Not only must the will and fundamental knowledge-view of things change, but a new combination of faculties take the place of the old. For if the intellect is not to do all our mental work for us or to work at all in its un-illumined state and if the will in the form of desires, wishes, intellectual preferences is not to determine and enforce our action, then it is clear that other powers of knowledge and will must awaken and either replace the intellect and the mental preference or illumine and guide the one and transform and dominate the other. Otherwise either the action may be nil or else its impulses mechanical and chaotic, even if the static being is blissfully enlarged; for they will well up indeed out of the universal and not the personal, but out of the universal in its lower formula which permits the erratic action of the heart and mind, while the old personal will and reason will not be there to impose some light and order on their ill-connected impulsion's. Such faculties and new combination of faculties can and do emerge and they are illuminations and powers that are in direct touch and harmony with the light and power of the Truth; therefore in proportion as they manifest and take hold of their functions, they must increase the force, subtlety and perfection of the Yogin’s skill in works.

But the greatest skill in works of Yoga is that which to the animal man its greatest ineptitude seems. For all this difficult attainment, the latter will say, may lead to anything you please, but we have to lose our personal life, abandon our personal objects, annul our personal will and pleasure and without these life cannot be worth living. Now the object of all skill in works must be evidently to secure the best welfare either of ourselves or of others or of all. The ordinary man calls it welfare to secure momentarily some transient object, to wade for it through a sea of grief and suffering and painful labour and to fall from it again still deeper into the same distressful element in search of a new transient object. The greatest cunning of Yoga is to have detected this cheat of the mind and its desires and dualities and to have found the way to an abiding peace, a universal delight and an all-embracing satisfaction, which can not only be enjoyed for oneself but communicated to others. That too arises out of the change of our being; for the pure truth of existence carries also in it the unalloyed delight of existence, they are inseparable in the status of the infinite.

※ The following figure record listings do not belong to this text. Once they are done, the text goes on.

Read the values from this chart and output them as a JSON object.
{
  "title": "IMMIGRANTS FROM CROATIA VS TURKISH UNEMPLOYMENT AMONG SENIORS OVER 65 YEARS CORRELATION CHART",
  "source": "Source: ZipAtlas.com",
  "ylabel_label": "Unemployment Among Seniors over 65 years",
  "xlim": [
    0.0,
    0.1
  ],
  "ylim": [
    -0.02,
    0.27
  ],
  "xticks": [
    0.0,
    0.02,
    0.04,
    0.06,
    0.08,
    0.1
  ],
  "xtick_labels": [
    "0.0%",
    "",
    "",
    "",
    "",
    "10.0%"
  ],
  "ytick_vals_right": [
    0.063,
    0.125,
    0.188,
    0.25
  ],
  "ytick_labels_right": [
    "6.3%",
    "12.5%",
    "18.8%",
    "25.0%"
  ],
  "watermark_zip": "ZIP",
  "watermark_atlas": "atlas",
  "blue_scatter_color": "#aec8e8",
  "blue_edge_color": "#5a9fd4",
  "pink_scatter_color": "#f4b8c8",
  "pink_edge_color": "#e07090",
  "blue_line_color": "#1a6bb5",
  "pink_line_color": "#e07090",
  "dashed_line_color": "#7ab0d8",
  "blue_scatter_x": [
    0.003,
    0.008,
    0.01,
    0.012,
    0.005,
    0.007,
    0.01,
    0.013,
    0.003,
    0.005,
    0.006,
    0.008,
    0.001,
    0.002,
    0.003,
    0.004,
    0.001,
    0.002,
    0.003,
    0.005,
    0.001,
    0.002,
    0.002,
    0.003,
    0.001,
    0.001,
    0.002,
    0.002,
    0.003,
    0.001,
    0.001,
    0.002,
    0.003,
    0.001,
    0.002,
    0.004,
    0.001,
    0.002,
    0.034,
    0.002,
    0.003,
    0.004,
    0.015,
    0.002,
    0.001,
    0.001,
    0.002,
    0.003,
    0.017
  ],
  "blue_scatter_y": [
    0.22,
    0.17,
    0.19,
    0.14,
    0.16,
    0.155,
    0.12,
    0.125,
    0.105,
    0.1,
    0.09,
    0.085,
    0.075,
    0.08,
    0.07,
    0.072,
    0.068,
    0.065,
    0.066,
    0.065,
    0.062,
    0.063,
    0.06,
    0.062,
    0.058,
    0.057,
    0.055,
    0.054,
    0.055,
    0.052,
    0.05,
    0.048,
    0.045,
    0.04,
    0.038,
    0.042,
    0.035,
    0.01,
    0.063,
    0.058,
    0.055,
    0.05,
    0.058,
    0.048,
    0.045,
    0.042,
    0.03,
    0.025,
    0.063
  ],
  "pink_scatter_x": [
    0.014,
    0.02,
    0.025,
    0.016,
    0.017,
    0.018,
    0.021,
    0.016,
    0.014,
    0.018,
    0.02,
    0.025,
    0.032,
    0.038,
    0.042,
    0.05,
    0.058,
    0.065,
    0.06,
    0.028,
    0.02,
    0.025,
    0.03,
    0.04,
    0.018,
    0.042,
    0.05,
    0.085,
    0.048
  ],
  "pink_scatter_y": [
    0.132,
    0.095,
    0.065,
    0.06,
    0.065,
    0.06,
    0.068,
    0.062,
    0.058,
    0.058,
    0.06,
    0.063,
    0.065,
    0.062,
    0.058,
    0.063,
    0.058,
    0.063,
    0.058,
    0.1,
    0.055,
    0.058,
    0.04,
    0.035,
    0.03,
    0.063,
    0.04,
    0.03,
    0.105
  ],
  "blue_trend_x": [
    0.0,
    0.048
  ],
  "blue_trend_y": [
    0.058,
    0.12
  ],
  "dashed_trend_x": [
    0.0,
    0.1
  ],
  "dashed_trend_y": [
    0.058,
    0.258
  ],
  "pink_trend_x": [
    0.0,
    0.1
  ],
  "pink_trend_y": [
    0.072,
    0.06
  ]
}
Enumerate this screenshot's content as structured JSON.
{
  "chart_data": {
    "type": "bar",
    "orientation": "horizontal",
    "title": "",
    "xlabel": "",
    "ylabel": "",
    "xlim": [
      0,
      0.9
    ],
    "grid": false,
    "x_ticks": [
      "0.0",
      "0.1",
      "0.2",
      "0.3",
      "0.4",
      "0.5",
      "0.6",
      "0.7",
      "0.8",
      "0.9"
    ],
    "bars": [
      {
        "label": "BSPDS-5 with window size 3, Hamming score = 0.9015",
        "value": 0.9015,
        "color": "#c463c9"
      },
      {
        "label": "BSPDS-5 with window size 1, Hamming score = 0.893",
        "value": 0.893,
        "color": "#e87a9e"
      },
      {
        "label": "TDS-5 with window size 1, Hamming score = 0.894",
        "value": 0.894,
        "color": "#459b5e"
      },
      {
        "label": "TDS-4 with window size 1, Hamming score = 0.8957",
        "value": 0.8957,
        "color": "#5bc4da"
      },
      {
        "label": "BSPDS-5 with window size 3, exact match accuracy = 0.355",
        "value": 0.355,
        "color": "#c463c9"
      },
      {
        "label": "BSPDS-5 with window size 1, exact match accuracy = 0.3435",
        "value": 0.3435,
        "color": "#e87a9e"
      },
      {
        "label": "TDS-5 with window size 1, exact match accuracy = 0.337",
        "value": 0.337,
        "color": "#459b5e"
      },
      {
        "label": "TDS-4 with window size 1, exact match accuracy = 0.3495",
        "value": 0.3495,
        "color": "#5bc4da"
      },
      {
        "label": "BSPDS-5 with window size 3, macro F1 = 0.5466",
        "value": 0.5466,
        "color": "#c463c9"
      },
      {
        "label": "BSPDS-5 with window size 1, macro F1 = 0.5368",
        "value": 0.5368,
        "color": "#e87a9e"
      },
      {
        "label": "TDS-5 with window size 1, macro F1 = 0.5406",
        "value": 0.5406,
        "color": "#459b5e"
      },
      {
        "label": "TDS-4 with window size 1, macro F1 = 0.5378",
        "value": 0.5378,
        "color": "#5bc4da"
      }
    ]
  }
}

To use the figures of the Vedic seers, by Yoga Varuna is born in us, a vast sky of spiritual living, the divine in his wide existence and infinite truth; into that wideness Mitra rises up, Lord of Light and Love who takes all our activities of thought and feeling and will, links them into a divine harmony, charioteers our movement and dictates our works; called by this wideness and this harmony Aryaman appears in us, the Divine in its illumined power, uplifted force of being and all-judging effective will; and by the three comes the indwelling Bhaga, the Divine in its pure bliss and all-seizing joy who dispels the evil dream of our jarring and divided existence and possesses all things in the light and glory of Aryaman’s power, Mitra’s love and light, Varuna’s unity. This divine Birth shall be the son of our works; and then creating this what greater skill can there be or what more practical and sovereign cunning?